Many agricultural and environmental scientists use the Internet of Things to get valuable live data too. Agriculture may not seem like it’s particularly suited for Internet connectivity, but you will be surprised knowing how today’s farms can benefit from this technology with data about the conditions in the fields: temperature, humidity, wind speed, or rainfall. Even pest infestations can be monitored, and data transmitted quickly so that farmers can deal with problems before they get out of hand. Connected devices can be used to conserve water and improve crop yields by adjusting watering schedules based on rainfall and soil moisture levels.
Networked devices are used in many aspects of manufacturing. Digital control systems make it possible to conduct precise adjustments as necessary. Systems that monitor equipment can help to repair and replace parts before they cause larger problems. All data can be instantly transmitted globally to other subsidiaries and factories around the world. These technological advancements make manufacturing more efficient and also improve safety for workers.
We can find many Internet of Things examples in the transportation industry too. Fleet management and logistics make use of connectivity to track and monitor vehicles in real-time. Accidents can be dealt with faster, drivers can be swapped efficiently, cargo can be continuously monitored (very helpful especially for maintaining perishable cargo), and of course, so many thefts can be prevented.
Environmental issues top the list of many people’s concerns as the effects of climate change are becoming more and more pronounced. Smart environmental monitoring is an important example of the Internet of Things. Sensors can record air and water quality, temperature, atmospheric conditions, soil conditions, etc. Devices can act as early-warning systems for earthquakes and tsunamis (data can be sent to a processing server, and then some calculations get back). As energy efficiency is a crucial factor in reducing pollution, smart devices are able to monitor and track the use of energy live. Smart scheduling is unsure that less energy is used on heating or cooling of empty houses and office buildings.
The future of the Internet of Things can expand in many directions. Connectivity is already changing health care, and it’s easy to imagine that it will continue to improve the ability of doctors to accurately diagnose and treat their patients. Data collection can help cities become more efficient, improving the lives of residents and visitors.

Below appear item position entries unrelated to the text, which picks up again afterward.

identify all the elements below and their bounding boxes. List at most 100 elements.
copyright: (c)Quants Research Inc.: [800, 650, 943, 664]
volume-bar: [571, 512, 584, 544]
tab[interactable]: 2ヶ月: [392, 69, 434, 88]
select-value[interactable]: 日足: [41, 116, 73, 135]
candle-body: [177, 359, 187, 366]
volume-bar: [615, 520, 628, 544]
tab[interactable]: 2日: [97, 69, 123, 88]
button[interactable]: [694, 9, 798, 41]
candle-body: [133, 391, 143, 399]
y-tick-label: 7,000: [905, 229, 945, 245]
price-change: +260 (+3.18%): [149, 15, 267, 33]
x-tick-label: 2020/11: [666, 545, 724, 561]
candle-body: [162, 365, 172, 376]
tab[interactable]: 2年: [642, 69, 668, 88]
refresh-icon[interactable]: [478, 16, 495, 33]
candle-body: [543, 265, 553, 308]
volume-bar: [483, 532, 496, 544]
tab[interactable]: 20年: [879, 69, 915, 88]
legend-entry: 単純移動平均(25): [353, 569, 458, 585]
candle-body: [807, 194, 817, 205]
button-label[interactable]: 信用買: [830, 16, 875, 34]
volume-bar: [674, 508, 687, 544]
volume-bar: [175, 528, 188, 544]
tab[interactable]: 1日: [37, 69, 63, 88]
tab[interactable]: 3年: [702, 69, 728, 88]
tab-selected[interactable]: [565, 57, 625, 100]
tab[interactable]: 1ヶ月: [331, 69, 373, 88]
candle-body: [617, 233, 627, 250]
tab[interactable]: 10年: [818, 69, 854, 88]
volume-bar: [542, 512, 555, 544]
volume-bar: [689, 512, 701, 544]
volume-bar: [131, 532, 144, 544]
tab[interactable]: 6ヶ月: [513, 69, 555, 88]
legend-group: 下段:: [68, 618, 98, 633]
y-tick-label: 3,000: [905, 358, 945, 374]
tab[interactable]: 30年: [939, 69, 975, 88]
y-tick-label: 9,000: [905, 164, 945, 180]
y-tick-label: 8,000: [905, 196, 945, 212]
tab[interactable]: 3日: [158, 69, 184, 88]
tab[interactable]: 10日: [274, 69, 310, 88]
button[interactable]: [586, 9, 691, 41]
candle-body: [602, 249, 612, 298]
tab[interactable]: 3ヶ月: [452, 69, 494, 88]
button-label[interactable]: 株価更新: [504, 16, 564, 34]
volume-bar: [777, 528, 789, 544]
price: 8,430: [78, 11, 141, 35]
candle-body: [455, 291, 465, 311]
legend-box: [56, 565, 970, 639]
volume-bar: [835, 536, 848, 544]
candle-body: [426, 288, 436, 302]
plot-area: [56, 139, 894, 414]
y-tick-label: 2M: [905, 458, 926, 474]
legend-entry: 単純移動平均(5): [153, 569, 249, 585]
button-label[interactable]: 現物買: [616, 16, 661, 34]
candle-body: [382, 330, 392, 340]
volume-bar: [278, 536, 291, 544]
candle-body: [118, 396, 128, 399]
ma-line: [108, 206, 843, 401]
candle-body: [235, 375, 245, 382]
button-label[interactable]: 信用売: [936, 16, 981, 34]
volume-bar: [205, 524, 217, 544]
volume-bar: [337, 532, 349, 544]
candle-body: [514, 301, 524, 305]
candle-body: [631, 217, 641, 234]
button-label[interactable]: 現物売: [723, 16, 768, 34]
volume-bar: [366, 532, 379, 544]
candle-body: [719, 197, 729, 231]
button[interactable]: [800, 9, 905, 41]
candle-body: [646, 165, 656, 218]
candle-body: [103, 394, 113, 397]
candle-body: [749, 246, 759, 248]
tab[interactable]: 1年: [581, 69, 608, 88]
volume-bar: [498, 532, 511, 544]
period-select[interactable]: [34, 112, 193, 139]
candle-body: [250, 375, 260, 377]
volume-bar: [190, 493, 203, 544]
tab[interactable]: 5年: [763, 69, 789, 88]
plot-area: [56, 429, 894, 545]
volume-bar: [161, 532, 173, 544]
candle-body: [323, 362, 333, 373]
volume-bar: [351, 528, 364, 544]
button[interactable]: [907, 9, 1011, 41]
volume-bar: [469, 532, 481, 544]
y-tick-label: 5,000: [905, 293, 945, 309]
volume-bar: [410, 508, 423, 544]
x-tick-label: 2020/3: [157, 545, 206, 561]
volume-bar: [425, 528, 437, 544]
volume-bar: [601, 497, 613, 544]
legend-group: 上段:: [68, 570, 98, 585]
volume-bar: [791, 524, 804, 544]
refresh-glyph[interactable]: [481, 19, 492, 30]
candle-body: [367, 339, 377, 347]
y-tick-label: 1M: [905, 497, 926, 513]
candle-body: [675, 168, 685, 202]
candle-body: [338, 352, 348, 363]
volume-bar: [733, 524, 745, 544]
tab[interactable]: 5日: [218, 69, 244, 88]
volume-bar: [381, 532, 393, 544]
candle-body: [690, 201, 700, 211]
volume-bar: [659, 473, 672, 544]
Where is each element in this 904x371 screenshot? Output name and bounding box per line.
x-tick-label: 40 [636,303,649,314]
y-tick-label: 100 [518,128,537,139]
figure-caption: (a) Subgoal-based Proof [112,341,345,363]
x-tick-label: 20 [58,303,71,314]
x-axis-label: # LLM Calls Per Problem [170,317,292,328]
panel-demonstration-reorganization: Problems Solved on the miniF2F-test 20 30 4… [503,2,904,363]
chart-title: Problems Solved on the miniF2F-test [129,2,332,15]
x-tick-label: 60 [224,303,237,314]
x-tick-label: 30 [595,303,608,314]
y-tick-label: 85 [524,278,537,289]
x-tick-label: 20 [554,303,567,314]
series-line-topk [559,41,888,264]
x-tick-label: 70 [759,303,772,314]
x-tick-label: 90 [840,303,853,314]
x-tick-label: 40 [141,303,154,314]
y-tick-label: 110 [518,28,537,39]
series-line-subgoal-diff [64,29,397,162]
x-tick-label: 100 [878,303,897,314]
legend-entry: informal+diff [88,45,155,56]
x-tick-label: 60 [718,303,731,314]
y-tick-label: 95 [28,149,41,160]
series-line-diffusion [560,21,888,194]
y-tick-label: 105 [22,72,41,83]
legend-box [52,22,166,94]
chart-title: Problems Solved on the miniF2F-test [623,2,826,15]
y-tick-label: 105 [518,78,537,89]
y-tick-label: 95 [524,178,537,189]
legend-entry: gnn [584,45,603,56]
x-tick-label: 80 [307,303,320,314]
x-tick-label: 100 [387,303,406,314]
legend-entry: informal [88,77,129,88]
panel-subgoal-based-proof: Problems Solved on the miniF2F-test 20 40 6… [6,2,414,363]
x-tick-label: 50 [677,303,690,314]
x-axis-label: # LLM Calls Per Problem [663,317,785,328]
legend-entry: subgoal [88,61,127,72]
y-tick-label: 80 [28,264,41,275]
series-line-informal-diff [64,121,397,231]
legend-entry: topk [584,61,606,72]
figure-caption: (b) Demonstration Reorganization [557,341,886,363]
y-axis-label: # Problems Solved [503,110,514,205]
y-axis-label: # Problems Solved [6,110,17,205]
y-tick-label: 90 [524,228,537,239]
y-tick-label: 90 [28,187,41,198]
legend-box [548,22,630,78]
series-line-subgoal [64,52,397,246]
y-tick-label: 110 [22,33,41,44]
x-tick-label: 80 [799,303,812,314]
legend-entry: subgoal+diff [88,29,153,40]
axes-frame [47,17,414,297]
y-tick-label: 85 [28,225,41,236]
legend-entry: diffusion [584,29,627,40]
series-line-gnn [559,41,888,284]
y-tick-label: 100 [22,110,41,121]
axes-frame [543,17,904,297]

We already have digital assistants like Siri and Alexa that help us get things done, and as these devices become more common, the scope of what these digital assistants can do for us will expand to include more aspects of our lives. Self-driving cars are currently being developed and tested, and connectivity is vital to prevent accidents by enabling cars to communicate with each other; this has the potential to significantly reduce traffic jams and slowdowns in crowded cities.
The Internet of Things is much more widespread than most people realize. This was just an overview of the various use cases in popular fields that benefit from Internet-connected devices, and there are new applications for data-driven devices being created every month. Whether your house is as smart as they come with full voice control, or you’ve never worn a fitness tracker, the Internet of Things is present in your life in often-surprising ways.